I was scheduled to fly from Delhi to London Heathrow airport and then get to London Gatwick to fly to Las Vegas. Everyone said I wouldn't make it from Heathrow to Gatwick on a Monday morning in the time that I had – but guess what, I made it with plenty of time to spare. A friend from the Double R F3 team I drove for earlier in the year picked me up from Heathrow and did a qualifying lap to Gatwick. Purple sectors…
After something like 19 hours of flying I was in Las Vegas and very happy to be in the United States. I had a really cool opportunity to drive the Pirelli three-seat F1 car at Las Vegas Speedway on Tuesday of the SEMA week. It was a lot of fun driving alongside Didier Theys and trying to scare some people! The three-seaters will also be in Austin for the USGP and I think I'll be driving one there as well, which will be a lot of fun.
As I type this I am on a plane again, this time heading home! I enjoyed walking around the SEMA show in Las Vegas for a couple days with my dad, checking out some crazy stuff and chatting with a lot of familiar faces.

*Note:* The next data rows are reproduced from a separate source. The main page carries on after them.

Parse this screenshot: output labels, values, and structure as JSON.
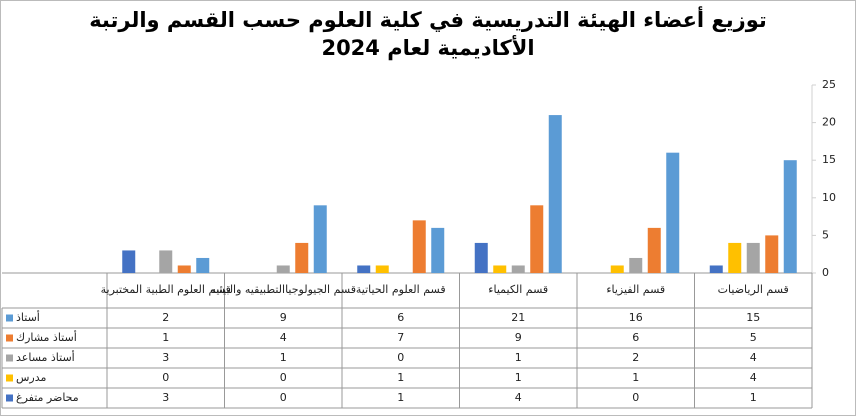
{
  "chart_data": {
    "type": "bar",
    "title": "توزيع أعضاء الهيئة التدريسية في كلية العلوم حسب القسم والرتبة الأكاديمية لعام 2024",
    "categories": [
      "قسم الرياضيات",
      "قسم الفيزياء",
      "قسم الكيمياء",
      "قسم العلوم الحياتية",
      "قسم الجيولوجياالتطبيقيه والبيئيه",
      "قسم العلوم الطبية المختبرية"
    ],
    "series": [
      {
        "name": "أستاذ",
        "color": "#5b9bd5",
        "values": [
          15,
          16,
          21,
          6,
          9,
          2
        ]
      },
      {
        "name": "أستاذ مشارك",
        "color": "#ed7d31",
        "values": [
          5,
          6,
          9,
          7,
          4,
          1
        ]
      },
      {
        "name": "أستاذ مساعد",
        "color": "#a5a5a5",
        "values": [
          4,
          2,
          1,
          0,
          1,
          3
        ]
      },
      {
        "name": "مدرس",
        "color": "#ffc000",
        "values": [
          4,
          1,
          1,
          1,
          0,
          0
        ]
      },
      {
        "name": "محاضر متفرغ",
        "color": "#4472c4",
        "values": [
          1,
          0,
          4,
          1,
          0,
          3
        ]
      }
    ],
    "ylim": [
      0,
      25
    ],
    "yticks": [
      0,
      5,
      10,
      15,
      20,
      25
    ],
    "grid": false
  }
}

Next up on my schedule is the United States Grand Prix – I can't believe it's finally almost here. I wish I could race something that weekend but at least I'll get to do a bit of driving in the three-seater. After that the very difficult job begins of trying to sort out how we're going to do World Series Renault 3.5 next year. That would be the ideal choice of things to do but we just have to put it all together.
I hope to see a huge crowd in Austin and hoping the interest in F1 in America continues to grow after the race! I want to see people waving American flags when Alex Rossi is driving the Caterham F1 car in the first Friday practice of the weekend! I can't wait to see an American or Americans RACING in the USGP again someday, and I hope one of those Americans can be me!
Thanks everyone for the continued support it means a lot!